To solve this, we need a method that performs a recursive traversal of the nested structures before extraction.
## The Solution: Recursive Flattening with Collection Methods
Since standard Laravel collection methods don't provide a direct, built-in recursive `flatten` function for arbitrarily deep nesting within Eloquent results, the most robust solution involves leveraging PHP’s capabilities alongside collection manipulation techniques. We need to iterate through every level of the hierarchy.
Here is a practical approach using nested iteration combined with `collect()` to achieve the desired flat array:
```php
use Illuminate\Support\Collection;
// Assuming $children is the Eloquent Collection result from your query
$flatIds = collect();
foreach ($children as $child) {
// 1. Add the current ID (the parent level)
$flatIds->push($child->id);
// 2. Recursively check the nested 'childrens' collection
if ($child->childrens) {
foreach ($child->childrens as $grandchild) {
// Add the grandchild IDs found at this deeper level
$flatIds->push($grandchild->id);
}
}
}
// The result is now a flat array: [10, 54, 61, 21, ...]
```
### A More Functional Approach (Using `flatMap` or Nested Mapping)

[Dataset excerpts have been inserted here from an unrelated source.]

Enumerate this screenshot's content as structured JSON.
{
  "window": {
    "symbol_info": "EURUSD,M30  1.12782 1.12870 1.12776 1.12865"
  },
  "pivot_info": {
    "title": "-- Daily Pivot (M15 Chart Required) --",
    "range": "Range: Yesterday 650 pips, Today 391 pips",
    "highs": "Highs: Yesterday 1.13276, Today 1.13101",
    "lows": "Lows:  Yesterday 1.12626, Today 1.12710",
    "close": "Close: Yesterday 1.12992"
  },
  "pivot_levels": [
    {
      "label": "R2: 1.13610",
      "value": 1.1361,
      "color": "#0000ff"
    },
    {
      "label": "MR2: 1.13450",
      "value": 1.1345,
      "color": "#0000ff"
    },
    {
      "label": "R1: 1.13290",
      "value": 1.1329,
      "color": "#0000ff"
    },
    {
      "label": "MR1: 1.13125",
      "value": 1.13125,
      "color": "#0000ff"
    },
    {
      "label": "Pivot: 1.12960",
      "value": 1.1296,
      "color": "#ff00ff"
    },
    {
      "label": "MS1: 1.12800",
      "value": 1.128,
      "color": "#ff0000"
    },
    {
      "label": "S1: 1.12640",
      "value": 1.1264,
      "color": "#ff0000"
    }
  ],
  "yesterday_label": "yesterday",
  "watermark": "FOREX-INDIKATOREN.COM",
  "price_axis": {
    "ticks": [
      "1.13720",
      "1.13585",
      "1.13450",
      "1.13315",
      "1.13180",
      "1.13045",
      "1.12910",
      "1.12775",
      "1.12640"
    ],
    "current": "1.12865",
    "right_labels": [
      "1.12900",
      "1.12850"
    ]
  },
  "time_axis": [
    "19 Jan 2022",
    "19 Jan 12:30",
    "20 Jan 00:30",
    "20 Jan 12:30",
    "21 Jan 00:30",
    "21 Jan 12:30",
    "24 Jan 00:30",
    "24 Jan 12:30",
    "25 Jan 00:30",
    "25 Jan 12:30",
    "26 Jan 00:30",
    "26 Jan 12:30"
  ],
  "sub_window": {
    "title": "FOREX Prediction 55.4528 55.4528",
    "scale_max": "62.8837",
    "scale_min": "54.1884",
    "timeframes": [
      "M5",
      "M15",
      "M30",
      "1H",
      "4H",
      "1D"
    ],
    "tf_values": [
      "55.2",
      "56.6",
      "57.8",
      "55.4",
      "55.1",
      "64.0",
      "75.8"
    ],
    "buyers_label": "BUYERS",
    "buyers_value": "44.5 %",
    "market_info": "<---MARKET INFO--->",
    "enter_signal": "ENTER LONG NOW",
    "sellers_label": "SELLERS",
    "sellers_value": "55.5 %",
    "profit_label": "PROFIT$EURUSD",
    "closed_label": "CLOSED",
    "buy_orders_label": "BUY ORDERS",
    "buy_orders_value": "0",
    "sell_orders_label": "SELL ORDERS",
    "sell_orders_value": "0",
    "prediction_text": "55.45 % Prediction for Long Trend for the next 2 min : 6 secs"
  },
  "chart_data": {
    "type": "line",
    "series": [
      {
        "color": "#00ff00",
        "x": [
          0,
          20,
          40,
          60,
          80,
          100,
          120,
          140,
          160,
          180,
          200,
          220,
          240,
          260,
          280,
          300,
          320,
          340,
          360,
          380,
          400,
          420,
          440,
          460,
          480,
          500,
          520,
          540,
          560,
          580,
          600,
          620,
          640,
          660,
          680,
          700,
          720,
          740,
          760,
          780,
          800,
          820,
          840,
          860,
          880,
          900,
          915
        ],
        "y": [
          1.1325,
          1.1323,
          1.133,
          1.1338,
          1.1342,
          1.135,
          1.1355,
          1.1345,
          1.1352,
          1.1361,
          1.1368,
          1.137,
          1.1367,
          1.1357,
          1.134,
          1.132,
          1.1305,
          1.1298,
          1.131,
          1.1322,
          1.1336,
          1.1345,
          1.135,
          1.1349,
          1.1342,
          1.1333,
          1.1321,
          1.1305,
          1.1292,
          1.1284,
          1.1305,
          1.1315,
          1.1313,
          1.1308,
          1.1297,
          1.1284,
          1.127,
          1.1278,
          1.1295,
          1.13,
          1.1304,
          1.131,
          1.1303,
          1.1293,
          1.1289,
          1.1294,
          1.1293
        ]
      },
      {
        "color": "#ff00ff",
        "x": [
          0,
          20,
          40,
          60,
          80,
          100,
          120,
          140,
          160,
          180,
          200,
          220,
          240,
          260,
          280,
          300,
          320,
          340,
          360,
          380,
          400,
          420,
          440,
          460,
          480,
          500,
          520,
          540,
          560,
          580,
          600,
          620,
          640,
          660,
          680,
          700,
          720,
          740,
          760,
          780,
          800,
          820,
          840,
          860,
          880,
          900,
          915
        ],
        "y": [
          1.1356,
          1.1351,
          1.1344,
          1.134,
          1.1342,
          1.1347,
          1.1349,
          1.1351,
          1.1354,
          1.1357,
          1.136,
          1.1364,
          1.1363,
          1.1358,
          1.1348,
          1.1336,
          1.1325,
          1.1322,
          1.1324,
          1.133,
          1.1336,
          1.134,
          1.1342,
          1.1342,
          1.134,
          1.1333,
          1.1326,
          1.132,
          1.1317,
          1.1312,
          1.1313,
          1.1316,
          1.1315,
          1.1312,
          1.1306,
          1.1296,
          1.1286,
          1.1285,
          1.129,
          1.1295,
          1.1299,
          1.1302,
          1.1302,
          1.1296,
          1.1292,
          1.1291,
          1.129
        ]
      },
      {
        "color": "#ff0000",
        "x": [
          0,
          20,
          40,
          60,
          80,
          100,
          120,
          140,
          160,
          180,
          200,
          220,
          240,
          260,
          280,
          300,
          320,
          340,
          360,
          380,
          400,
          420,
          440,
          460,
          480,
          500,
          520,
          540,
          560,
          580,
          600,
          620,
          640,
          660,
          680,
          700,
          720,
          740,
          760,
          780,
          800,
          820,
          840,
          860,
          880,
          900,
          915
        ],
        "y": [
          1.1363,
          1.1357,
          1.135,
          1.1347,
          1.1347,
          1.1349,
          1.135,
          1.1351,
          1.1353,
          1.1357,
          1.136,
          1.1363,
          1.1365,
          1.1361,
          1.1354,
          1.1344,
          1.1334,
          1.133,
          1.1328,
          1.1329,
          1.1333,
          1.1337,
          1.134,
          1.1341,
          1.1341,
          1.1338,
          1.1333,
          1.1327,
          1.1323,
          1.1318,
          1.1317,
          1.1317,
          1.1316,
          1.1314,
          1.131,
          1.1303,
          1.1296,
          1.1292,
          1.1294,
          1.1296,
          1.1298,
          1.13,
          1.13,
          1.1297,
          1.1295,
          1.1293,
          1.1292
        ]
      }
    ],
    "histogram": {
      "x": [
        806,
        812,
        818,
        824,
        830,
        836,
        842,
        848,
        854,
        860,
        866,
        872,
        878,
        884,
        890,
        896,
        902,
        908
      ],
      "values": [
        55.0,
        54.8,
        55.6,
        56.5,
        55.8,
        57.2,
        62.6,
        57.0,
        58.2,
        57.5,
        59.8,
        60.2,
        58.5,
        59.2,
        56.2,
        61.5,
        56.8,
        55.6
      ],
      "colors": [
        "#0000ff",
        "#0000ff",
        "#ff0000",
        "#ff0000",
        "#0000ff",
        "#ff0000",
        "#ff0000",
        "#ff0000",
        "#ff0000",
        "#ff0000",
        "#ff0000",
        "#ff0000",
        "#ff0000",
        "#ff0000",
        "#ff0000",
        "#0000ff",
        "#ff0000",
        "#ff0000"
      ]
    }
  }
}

For more complex, deeply nested scenarios, especially when dealing with arbitrary depth, functional programming methods can offer cleaner syntax than manual loops. While Laravel collections don't natively expose a recursive `flatten` that handles deep nesting across relationships directly, you can achieve similar results by mapping and flattening the resulting arrays:
```php
$allIds = $children->map(function ($child) {
// Get the current ID
$ids = [$child->id];
// Recursively collect IDs from nested children
if ($child->childrens) {
foreach ($child->childrens as $grandchild) {
$ids = array_merge($ids, $grandchild->id);
// For deeper nesting, you would recursively call this logic here.
}
}
return $ids;
})->flatten()->values(); // Flatten the resulting array of arrays into a single list
```
The key takeaway here is that when dealing with deeply nested data from Eloquent relationships, treat the collection as raw data during processing. While Eloquent excels at querying and relationship management (as demonstrated by the structure in documentation on [laravelcompany.com](https://laravelcompany.com)), final data manipulation often requires standard PHP iteration or functional collection methods to achieve true structural flattening.
## Conclusion
Extracting a flat array of IDs from multi-dimensional Eloquent collections is a common data wrangling task. While simple chaining like `pluck()` is insufficient for deep nesting, the solution lies in employing recursive logic—either through explicit nested loops or advanced collection manipulation techniques applied after the initial query. By understanding how to traverse these nested structures, you can efficiently transform complex relational data into the simple, flat arrays needed for final presentation.